(Disclaimer: I'm one of the authors of TernFS and while we evaluated Ceph I am n...

mgrandl · 2025-09-18T15:47:24 1758210444

There are definitely insanely large Ceph deployments. I have seen hundreds of PBs in production myself. Also your usecase sounds like something that should be quite manageable for Ceph to handle due to limited metadata activity, which tends to be the main painpoint with CephFS.

rostayob · 2025-09-18T16:11:29 1758211889

I'm not fully up to date since we looked into this a few years ago, at the time the CERN deployments of Ceph were cited as particularly large examples and they topped out at ~30PB.

Also note that when I say "single deployment" I mean that the full storage capacity is not subdivided in any way (i.e. there are no "zones" or "realms" or similar concepts). We wanted this to be the case after experiencing situations where we had significant overhead due to having to rebalance different storage buckets (albeit with a different piece of software, not Ceph).

If there are EB-scale Ceph deployments I'd love to hear more about them.

mrngm · 2025-09-19T11:54:52 1758282892

Ceph has opt-in telemetry since a couple of years. This dashboard[0] panel suggests there are about 4-5 clusters (that send telemetry) within the 32-64 PiB range.

It would be really interesting to see larger clusters join in on their telemetry as well.

[0] https://telemetry-public.ceph.com/d/ZFYuv1qWz/telemetry?orgI...

mdaniel · 2025-09-19T14:37:09 1758292629

That was interesting, thank you.

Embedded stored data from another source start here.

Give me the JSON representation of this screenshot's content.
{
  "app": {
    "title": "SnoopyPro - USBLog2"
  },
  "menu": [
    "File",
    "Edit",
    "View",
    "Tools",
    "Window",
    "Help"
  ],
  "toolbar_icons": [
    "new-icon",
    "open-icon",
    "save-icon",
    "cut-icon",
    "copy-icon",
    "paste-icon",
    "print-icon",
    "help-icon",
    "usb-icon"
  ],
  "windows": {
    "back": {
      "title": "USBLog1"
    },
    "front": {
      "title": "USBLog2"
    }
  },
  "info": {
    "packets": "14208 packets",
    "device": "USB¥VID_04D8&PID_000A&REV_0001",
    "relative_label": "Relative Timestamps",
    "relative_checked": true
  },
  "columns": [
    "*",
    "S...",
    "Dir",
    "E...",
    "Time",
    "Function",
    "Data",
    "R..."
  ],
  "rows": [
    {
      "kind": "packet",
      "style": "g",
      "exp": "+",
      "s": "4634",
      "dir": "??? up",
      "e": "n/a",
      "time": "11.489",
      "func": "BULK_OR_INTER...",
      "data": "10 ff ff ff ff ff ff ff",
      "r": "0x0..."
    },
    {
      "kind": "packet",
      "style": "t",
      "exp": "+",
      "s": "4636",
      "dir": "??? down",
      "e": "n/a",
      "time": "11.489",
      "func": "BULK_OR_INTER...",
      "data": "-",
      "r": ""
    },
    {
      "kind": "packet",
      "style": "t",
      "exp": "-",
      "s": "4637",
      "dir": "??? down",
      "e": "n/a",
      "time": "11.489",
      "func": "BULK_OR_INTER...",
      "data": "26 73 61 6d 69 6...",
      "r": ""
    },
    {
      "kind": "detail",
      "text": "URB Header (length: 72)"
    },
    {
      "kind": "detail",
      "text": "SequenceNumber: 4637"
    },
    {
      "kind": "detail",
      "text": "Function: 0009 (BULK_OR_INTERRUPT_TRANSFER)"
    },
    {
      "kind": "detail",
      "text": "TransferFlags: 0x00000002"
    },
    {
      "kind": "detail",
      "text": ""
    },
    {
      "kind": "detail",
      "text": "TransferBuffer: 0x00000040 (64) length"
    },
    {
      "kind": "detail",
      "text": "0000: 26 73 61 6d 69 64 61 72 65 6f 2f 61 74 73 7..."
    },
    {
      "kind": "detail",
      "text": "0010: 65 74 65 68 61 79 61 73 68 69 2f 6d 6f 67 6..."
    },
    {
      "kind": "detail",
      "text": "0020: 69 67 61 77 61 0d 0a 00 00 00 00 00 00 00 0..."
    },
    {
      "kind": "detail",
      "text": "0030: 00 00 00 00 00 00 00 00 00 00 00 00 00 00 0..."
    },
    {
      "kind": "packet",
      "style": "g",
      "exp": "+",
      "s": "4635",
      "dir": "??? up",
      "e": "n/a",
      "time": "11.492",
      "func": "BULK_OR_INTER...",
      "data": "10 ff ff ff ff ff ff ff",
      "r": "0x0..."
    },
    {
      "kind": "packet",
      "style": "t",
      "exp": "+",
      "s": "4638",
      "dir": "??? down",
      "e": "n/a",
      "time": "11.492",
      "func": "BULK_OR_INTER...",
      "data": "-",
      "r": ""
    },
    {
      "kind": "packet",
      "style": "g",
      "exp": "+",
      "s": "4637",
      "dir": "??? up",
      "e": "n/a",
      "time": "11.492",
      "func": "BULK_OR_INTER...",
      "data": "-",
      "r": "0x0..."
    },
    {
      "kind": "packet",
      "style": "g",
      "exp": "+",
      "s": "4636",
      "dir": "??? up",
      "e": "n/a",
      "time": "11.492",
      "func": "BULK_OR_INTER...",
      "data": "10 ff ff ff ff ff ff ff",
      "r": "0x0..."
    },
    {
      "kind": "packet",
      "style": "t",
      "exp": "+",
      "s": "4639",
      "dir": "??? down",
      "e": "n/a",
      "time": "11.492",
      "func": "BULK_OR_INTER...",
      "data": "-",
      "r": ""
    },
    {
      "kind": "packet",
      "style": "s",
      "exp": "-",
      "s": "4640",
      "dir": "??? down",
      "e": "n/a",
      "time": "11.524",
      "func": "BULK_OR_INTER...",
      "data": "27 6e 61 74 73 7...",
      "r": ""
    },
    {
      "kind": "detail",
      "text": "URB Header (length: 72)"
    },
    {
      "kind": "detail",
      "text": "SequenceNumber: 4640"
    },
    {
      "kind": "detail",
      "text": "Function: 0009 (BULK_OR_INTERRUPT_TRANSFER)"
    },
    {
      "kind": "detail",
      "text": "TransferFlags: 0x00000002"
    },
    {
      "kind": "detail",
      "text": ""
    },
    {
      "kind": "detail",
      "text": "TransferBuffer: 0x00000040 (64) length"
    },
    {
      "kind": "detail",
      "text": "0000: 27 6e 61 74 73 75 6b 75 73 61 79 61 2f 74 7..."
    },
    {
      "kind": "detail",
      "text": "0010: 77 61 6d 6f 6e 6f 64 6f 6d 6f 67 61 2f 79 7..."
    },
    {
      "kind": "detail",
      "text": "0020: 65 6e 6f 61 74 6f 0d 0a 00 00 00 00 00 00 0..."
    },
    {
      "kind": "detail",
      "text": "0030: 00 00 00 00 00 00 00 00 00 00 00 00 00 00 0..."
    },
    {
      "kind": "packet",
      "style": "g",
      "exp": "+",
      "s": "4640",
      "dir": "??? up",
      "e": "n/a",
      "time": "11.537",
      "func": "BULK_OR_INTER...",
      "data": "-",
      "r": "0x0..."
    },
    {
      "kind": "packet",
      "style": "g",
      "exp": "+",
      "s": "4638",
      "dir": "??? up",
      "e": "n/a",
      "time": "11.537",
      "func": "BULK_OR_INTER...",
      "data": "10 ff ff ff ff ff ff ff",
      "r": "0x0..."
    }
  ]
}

Other folks may also enjoy its sibling dashboard showing the used capacity https://telemetry-public.ceph.com/d/ZFYuv1qWz/telemetry?orgI...

mgrandl · 2025-09-18T16:41:59 1758213719

There are much larger Ceph clusters, but they are enterprise owned and not really publicly talked about. Sadly I can’t share what I personally worked on.

rostayob · 2025-09-18T17:05:41 1758215141

The question is whether there are single Ceph deployments are that large. I believe Hetzner uses Ceph for its cloud offering, and that's probably very large, but I'd imagine that no single tenant is storing hundreds of PBs in it. So it's very easy to shard across many Ceph instances. In our use-case we have a single tenant which stores 100s of PBs (and soon EBs).

ttfvjktesd · 2025-09-18T19:18:35 1758223115

Digital Ocean is also using Ceph[1]. I think these cloud providers could easily have 100s of PBs Clusters at their size, but it's not public information.

Even smaller company's (< 500 employees) in today's big data collection age often have more than 1 PB of total data in their enterprise pool. Hosters like Digital Ocean hosts thousands of these companies.

I do think that Ceph will hit performance issues at that size and going into the EB range will likely require code changes.

My best guess would be that Hetzner, Digital Ocean and similar, maintain their own internal fork of Ceph and have customizations that tightly addresses their particular needs.

[1]: https://www.digitalocean.com/blog/why-we-chose-ceph-to-build...

kachapopopow · 2025-09-18T16:00:44 1758211244

Ceph is more of: here's a raw block of data, do whatever the hell you want with it, not really good for immutable data.

mgrandl · 2025-09-18T16:40:15 1758213615

Well sure you would have to enforce immutability at the client side.

kachapopopow · 2025-09-18T18:57:32 1758221852

It's more that it has all the systems to allow mutability which add a lot of overhead when used as an immutable system.

eps · 2025-09-18T18:00:57 1758218457

Last point is an extremely important advantage that is often overlooked and denigrated. But having a complex system that you know inside-out because you made it from scratch pays in gold in the long term.

_jsmh · 2025-09-18T18:23:21 1758219801

Any compression at the filesystem level?

rostayob · 2025-09-18T18:32:59 1758220379

No, we have our custom compressor as well but it's outside the filesystem.